Wednesday, September 07, 2005
Prickle Down Theory
The prickly pear cactus was imported from its native South America to use as natural fencing in Australia to keep herds of cattle in check. It spread quickly and soon got out of hand. In the 1920s, the cactus moth (cactoblastis cactorium) was used extensively to stop the prickly plant from overrunning the Australian Outback. As a biological plant control, the moth was hugely successful. It was later used in other regions, including the Caribbean, to quell growth of the prickly plant.
It was such a short jump from the Caribbean to the Florida Keys for the moth, that in the late eighties, it soon migrated to the North American mainland. Scientists became increasingly alarmed at the advances the moth had made. It was imperative to stop it at a designated line of demarcation in the Florida Panhandle and Alabama; to keep the moths from heading into the Gulf coast, the Southwest, and onward into Mexico, where the cactus is vital to agriculture, horticulture and the environment.
Hurricane Katrina could have set back the methods utilized in stopping the moth from advancing. Fears have arisen that the cactus pads and moths, which consume the cacti in its caterpillar stage, have broken off from their habitat in Dauphin Island in Alabama, near Mobile, and are now scattered all around the Gulf. Katrina devastated Dauphin Island. They may be floating aimlessly toward areas they were supposed to stay away from. Currents may wash the moths ashore, where new generations may reproduce this fall. They could then move inland.
Dauphin Island was crucial in stopping the moth. It is the last barrier island where you have good access by road. There, and Santa Rosa Island near Fort Walton Beach in the Panhandle, tests were being conducted to stop them. This was also a means by the USDA Agricultural Research Service to use natural methods instead of insecticides that have proven to be ineffective.
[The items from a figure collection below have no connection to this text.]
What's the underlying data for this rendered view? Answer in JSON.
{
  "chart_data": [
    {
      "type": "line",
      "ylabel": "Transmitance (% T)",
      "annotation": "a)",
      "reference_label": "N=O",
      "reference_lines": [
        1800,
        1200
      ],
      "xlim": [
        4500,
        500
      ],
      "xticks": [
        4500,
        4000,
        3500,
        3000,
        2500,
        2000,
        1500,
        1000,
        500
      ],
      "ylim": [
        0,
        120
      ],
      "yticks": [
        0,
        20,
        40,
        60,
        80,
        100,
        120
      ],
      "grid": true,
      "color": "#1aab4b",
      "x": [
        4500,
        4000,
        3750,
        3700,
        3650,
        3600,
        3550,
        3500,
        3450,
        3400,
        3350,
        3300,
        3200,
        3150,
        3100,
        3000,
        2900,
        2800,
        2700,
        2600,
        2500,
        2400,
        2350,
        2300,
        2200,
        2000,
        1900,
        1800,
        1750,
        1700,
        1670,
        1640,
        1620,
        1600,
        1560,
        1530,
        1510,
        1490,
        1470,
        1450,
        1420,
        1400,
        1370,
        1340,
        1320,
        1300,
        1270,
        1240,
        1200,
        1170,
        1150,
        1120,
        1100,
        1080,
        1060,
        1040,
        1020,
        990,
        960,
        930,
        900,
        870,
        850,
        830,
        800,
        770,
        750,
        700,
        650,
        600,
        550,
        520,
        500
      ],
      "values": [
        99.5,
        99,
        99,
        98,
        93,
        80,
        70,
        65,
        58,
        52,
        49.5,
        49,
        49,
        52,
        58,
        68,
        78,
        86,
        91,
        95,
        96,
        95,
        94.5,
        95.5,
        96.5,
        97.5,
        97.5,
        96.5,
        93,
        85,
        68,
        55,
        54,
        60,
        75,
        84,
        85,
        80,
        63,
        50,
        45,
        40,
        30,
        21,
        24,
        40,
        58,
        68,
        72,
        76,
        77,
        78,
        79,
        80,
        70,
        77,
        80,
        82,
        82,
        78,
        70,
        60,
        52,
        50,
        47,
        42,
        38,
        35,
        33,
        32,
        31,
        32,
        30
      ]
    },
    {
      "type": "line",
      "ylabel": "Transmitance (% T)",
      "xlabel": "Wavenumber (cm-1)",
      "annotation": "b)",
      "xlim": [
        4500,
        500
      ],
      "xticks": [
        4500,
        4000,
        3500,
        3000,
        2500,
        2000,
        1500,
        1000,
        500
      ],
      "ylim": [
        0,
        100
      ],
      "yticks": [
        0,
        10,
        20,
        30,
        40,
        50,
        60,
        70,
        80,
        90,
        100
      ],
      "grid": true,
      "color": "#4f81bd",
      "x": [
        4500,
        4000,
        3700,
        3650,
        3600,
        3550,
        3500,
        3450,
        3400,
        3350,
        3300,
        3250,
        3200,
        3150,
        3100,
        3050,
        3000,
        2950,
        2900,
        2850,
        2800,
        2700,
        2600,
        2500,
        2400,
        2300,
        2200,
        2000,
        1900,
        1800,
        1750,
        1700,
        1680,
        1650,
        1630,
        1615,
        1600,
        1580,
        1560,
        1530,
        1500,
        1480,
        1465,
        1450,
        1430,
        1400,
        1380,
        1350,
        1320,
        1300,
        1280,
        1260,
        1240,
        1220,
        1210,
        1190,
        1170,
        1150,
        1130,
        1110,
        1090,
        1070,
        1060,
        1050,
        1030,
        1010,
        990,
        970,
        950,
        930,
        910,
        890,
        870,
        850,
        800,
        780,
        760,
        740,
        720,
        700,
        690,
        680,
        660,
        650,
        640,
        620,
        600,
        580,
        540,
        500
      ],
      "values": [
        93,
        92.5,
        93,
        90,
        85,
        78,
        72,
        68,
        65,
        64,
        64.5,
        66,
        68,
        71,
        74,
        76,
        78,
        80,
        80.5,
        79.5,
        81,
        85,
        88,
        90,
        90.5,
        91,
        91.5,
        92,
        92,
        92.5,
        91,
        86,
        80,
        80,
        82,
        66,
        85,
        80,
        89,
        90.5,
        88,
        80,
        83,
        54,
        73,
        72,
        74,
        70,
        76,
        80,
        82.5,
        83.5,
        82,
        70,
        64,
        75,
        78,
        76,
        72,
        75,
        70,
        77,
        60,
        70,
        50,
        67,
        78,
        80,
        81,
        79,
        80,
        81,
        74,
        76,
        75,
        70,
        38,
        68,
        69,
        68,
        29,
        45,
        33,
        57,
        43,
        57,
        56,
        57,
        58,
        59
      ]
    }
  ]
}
The USDA estimates that the prickly pear industry in this country is worth $70 million annually, mostly in the Southwest where it is used mainly for foraging and landscaping.
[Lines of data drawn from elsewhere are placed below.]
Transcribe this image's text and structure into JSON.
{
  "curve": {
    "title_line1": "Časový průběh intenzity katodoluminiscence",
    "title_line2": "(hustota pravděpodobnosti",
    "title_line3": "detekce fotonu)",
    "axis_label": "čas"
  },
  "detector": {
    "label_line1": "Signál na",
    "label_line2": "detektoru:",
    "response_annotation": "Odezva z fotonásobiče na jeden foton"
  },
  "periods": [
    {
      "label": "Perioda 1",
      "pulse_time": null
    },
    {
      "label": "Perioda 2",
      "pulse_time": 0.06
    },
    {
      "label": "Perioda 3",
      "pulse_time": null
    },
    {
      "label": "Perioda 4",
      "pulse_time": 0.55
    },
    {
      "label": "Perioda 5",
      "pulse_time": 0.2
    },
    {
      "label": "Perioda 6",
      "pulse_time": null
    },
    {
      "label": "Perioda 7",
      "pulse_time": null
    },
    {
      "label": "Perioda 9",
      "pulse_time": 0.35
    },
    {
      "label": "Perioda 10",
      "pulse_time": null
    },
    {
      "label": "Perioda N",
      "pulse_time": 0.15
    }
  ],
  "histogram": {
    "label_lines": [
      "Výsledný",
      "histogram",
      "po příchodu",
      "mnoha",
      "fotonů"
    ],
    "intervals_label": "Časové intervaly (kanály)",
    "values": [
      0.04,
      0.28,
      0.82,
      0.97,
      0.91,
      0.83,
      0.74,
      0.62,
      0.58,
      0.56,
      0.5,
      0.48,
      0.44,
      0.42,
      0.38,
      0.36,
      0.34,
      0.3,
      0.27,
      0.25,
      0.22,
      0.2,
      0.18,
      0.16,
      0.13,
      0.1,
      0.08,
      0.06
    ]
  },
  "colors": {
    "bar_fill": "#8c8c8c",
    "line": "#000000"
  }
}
In Mexico the fruit is consumed and usually is pickled or boiled. There, the industry is valued at up to $100 million annually, not counting what people do on their own by picking it for themselves.
Now, I'm not going to call this a potentially life threatening event or something we should lose sleep over. The sky's not falling. It's not a proven fact that this is absolutely going to happen. But, Katrina was the most horrible natural catastrophe to occur in my lifetime and I'm just trying to point out that it is going to affect our lives in ways we are not even capable of comprehending yet. The prickly pear dilemma is just one of the many small things that might impact people in silent ways you just won't read about on a daily basis. All of those small things add up.
Katrina will leave us in a pickle and I don't feel too Kosher about that.